On October 23, 2018, O'Leary approached Plaintiff Veltre because Veltre was “standing next to a closed business” [ECF No. 67 ¶ 49]. O'Leary “claimed to notice an orange straw in the second fold of [Veltre's] wallet” and “requested to search Veltre's person and property” [ECF No. 67 ¶ 50]. That search allegedly revealed “a white powdery substance in Veltre's wallet,” which O'Leary claimed tested positive for cocaine [ECF No. 67 ¶¶ 51-52]. According to O'Leary, Veltre also had “marijuana in his sock that also field tested positive for THC” [ECF No. 67 ¶ 52]. O'Leary further claimed that “he found 97 grams of another white powder-like substance in an ice cream container in Veltre's bag” that tested positive for Oxycodone [ECF No. 67 ¶ 53]. Veltre was arrested for two counts of possession of a controlled substance (cocaine and oxycodone), possession of cannabis, and possession of drug paraphernalia [ECF No. 67 ¶ 54].

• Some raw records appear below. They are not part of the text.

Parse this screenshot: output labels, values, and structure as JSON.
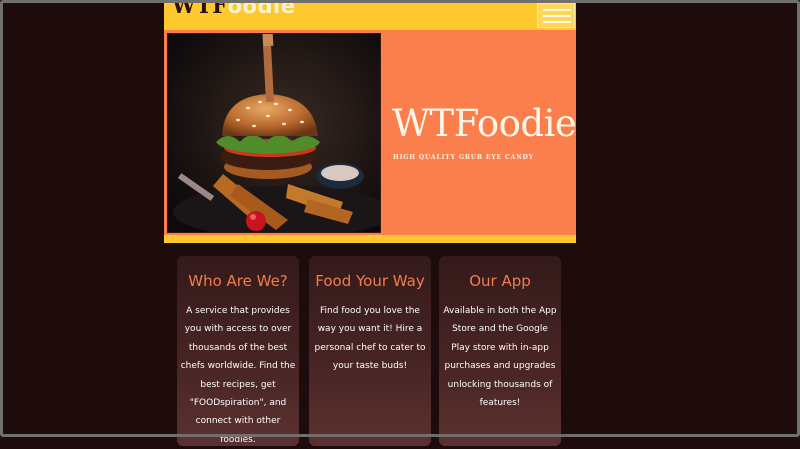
{
  "header": {
    "logo_part1": "WTF",
    "logo_part2": "oodie",
    "menu_icon": "hamburger-menu-icon"
  },
  "hero": {
    "image_alt": "burger",
    "title": "WTFoodie",
    "tagline": "HIGH QUALITY GRUB EYE CANDY"
  },
  "cards": [
    {
      "title": "Who Are We?",
      "body": "A service that provides you with access to over thousands of the best chefs worldwide. Find the best recipes, get \"FOODspiration\", and connect with other foodies."
    },
    {
      "title": "Food Your Way",
      "body": "Find food you love the way you want it! Hire a personal chef to cater to your taste buds!"
    },
    {
      "title": "Our App",
      "body": "Available in both the App Store and the Google Play store with in-app purchases and upgrades unlocking thousands of features!"
    }
  ],
  "colors": {
    "page_bg": "#1e0c0d",
    "yellow": "#fdc92e",
    "orange": "#fa7f4d",
    "card_title": "#f47b4c"
  }
}
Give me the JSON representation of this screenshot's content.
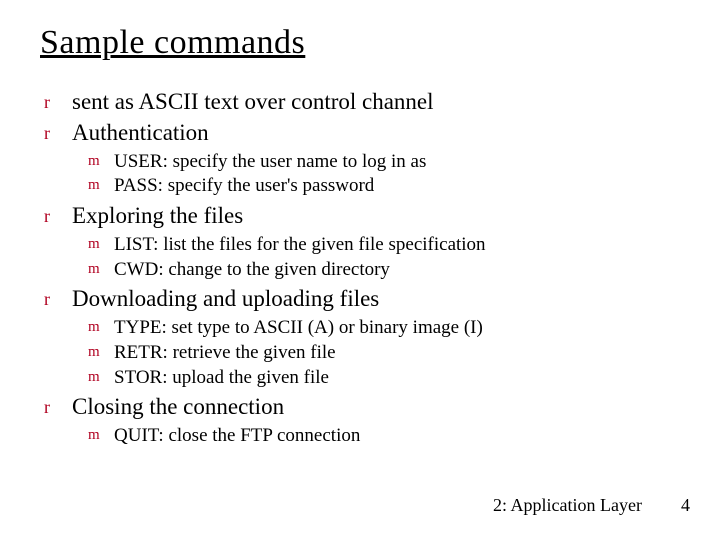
{
  "title": "Sample commands",
  "bullets": {
    "b0": "sent as ASCII text over control channel",
    "b1": "Authentication",
    "b1_sub": {
      "s0": "USER: specify the user name to log in as",
      "s1": "PASS: specify the user's password"
    },
    "b2": "Exploring the files",
    "b2_sub": {
      "s0": "LIST: list the files for the given file specification",
      "s1": "CWD: change to the given directory"
    },
    "b3": "Downloading and uploading files",
    "b3_sub": {
      "s0": "TYPE: set type to ASCII (A) or binary image (I)",
      "s1": "RETR: retrieve the given file",
      "s2": "STOR: upload the given file"
    },
    "b4": "Closing the connection",
    "b4_sub": {
      "s0": "QUIT: close the FTP connection"
    }
  },
  "markers": {
    "lvl1": "r",
    "lvl2": "m"
  },
  "footer": {
    "chapter": "2: Application Layer",
    "page": "4"
  }
}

Plaintiff Morales was riding her bicycle on October 24, 2018, when O'Leary stopped her “based on an allegation of no lights on the bicycle” [ECF No. 67 ¶ 56]. During the stop, O'Leary asked to search Morales' purse and “claimed to find white rock like substances which O'Leary claimed field tested positive for methamphetamine” [ECF No. 67 ¶¶ 57-58]. Morales was taken to the jail for booking where O'Leary claimed “another white substance fell out of her pant leg” that similarly tested positive for methamphetamine [ECF No. 67 ¶ 59]. Morales was ultimately arrested for possession of a controlled substance (methamphetamine) and introduction of contraband into a correctional facility [ECF No. 67 ¶ 60].
Plaintiff Felts was similarly traveling on his bicycle on October 26, 2018, when O'Leary stopped him, alleging that he had no lights on the bicycle [ECF No. 67 ¶ 62]. O'Leary approached Felts and claimed that he received permission to search Felts' backpack [ECF No. 67 ¶ 63]. Upon searching the backpack, O'Leary “claimed to find a pill bottle with numerous papers that contained a white crystal-like substance” that field-tested positive for MDMA [ECF No. 67 ¶¶ 64-65]. O'Leary arrested Felts for trafficking in MDMA, possession of hasish, and introduction of contraband into a detention facility [ECF No. 67 ¶ 66].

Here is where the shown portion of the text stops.